5 mai 2016

La logique de l’échange

Que «ma» volonté soit faite

Je pensais à Donald Trump et au slogan qu’il caquète, l’index pointé vers le ciel comme un preacher – «I will make America great again!» Que peuvent bien signifier ces propos dans une tête de linotte?! On devrait imposer de sérieux tests psychologiques à tout candidat politique... et publier les résultats sur Internet! 



«Nous serions prêts à n'importe quoi pour affirmer le bien-fondé de nos idées : on irait jusqu'à ruiner sa famille ou à précipiter la perte de nations entières... Derrière toutes les guerres, on trouve l'idéologie d'une nation qui prétend détenir la Vérité et l'imposer aux autres.

Le mental dualiste se conduit toujours en dictateur; incapable de s'ouvrir à la réalité de la situation, il veut à tout prix manipuler le monde pour lui faire avaler «sa» vérité. À chaque fois que l'ordre des priorités est renversé – en faisant passer l'idée avant la réalité – il y a forcément manipulation du réel.

Lorsqu'on vit de cette façon-là, tout notre univers tourne autour de deux syllabes : «je veux». C'est la logique du désir qui domine tout, quels qu'en soient les objets – multiples et changeants, à l'infini. Cependant, la racine même du désir est toujours la même : le besoin d'affirmer et de conforter l'idée du moi, que nous prenons pour une entité réelle. Voilà pourquoi nous sommes obligés de manipuler la vie pour la faire cadrer avec notre projection du «moi».

À vrai dire, nous ne faisons jamais rien gratuitement; le moindre de nos actes s'inscrit dans la logique de l'échange : je fais ceci, d'accord, mais en échange de cela. La vie devient une série de transactions commerciales, sauf que les termes de l'échange sont beaucoup moins clairs que dans nos achats ordinaires.

Ainsi, si vous voulez passer pour un grand altruiste, vous ferez tout pour donner l'impression que vous n'êtes pas un égoïste (même si c'est loin de correspondre à la réalité!)

Si je vous donne quelque chose – de l’argent, de l’aide, du temps – j’attendrai aussi quelque chose en échange. Au minimum, je m’attendrai à de la reconnaissance de votre part; après tout, j’ai fait un geste noble et généreux à votre égard. C’est donnant donnant. Et c’est ainsi que nous faisons de la vie une vaste opération de troc. 

Si vous vous dévouez à une cause ou à une association, vous en attendez quelque chose en retour : la reconnaissance de vos bons et loyaux services, un certain respect, un traitement de faveur. Nous sommes incapables d'un geste gratuit; il y a toujours un échange, quelque chose à gagner.
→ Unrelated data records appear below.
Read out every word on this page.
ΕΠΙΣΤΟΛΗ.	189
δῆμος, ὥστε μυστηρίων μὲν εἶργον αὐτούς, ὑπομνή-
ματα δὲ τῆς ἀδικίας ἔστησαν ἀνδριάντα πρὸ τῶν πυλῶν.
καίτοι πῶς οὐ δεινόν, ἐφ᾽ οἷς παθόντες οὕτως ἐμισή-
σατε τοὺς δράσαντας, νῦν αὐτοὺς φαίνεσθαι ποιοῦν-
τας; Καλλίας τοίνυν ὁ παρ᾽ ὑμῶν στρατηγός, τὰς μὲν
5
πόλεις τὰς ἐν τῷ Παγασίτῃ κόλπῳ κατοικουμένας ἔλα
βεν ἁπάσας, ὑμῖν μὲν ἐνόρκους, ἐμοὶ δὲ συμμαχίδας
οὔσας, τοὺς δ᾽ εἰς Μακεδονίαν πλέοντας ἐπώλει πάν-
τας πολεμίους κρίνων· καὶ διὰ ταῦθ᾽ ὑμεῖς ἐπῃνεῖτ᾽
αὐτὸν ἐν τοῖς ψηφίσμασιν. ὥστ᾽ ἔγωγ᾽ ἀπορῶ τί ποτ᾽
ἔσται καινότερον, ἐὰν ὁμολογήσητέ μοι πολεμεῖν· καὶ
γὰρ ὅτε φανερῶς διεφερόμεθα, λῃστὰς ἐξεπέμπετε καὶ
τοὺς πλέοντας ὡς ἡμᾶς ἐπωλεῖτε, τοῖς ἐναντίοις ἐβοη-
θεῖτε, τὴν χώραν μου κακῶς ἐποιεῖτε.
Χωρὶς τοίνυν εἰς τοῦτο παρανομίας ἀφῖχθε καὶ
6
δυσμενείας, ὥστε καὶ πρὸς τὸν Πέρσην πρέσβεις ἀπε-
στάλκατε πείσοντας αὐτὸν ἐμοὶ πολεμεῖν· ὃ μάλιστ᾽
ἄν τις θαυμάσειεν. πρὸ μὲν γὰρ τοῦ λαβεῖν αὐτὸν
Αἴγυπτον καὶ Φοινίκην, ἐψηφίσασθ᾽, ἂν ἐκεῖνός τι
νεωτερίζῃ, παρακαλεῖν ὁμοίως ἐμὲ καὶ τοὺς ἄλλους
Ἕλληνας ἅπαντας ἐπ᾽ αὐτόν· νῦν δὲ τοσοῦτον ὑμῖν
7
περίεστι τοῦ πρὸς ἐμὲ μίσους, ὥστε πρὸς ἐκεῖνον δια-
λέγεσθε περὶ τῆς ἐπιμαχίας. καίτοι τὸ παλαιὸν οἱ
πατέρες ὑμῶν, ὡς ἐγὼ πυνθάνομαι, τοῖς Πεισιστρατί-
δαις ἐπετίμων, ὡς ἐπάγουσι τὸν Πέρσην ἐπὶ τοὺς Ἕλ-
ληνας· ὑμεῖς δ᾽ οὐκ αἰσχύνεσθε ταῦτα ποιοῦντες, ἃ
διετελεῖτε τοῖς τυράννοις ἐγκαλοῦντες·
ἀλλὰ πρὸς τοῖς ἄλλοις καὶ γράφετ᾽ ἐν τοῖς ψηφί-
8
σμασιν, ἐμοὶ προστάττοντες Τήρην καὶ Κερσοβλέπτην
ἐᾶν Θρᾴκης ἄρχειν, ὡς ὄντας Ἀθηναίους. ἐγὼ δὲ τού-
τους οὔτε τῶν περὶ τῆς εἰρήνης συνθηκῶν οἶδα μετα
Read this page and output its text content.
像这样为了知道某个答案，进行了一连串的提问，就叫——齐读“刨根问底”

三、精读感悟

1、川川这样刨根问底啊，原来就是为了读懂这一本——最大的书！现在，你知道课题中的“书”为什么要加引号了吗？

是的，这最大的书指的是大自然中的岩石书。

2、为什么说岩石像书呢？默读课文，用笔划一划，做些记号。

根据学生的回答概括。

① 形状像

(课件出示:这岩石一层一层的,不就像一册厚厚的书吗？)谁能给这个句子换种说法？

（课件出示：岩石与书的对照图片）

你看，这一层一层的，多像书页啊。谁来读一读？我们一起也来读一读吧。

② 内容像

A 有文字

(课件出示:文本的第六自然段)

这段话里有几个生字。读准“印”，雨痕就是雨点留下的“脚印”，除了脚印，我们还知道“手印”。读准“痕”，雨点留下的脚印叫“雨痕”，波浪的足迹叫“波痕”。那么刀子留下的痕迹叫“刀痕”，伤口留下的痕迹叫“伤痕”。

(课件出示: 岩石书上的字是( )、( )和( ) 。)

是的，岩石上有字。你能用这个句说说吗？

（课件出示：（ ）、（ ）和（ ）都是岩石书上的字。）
Nous ferions bien d'afficher nos prix dès le départ!

Une bonne partie des rapports familiaux s'inscrivent d'ailleurs dans cette logique vicieuse de l'échange, sous une forme plus subtile – celle du chantage affectif : «Comment, après tout ce que j'ai fait pour toi!»

Cependant, il est rare que la vie nous apporte ce que nous attendons, et, avec un peu de maturité dans la pratique [zazen], on se rend bien compte qu'on a toujours fait fausse route en envisageant ses rapports avec l'existence en termes d'échanges. Le monde n'est pas là pour satisfaire mes désirs et confirmer mes idées. Il est donc indispensable de se rendre compte à quel point la logique de l'échange domine nos vies, même si cette prise de conscience est douloureuse.

La vraie pratique, la spiritualité authentique, commence quand on constate la faillite de l'échange et de l'attente. Il n'y a pas de meilleur véhicule pour avancer sur la voie. La déception est un ami précieux et un guide infaillible, même si ce n'est pas tout à fait le genre d'amitié dont nous avions rêvé!

Résumons-nous : lorsque nous agissons à partir d'une expérience immédiate – comme quand on ramasse un grain de raisin tombé par terre – nos actes répondent aux nécessités du moment. Ce sont donc des actes spontanés, sans manipulation de la réalité. À l'inverse, les actes qui découlent de la volonté du moi ressemblent aux diktats d'un tyran qui voudrait soumettre le monde entier à ses désirs. En voulant plaquer ses idées et ses désirs sur la réalité, on manipule le monde et les autres pour arriver à ses fins. C'est une vie de calcul, étrangère à la compassion qui, elle, donne sans rien attendre de personne. La compassion ne connaît pas l'échange.»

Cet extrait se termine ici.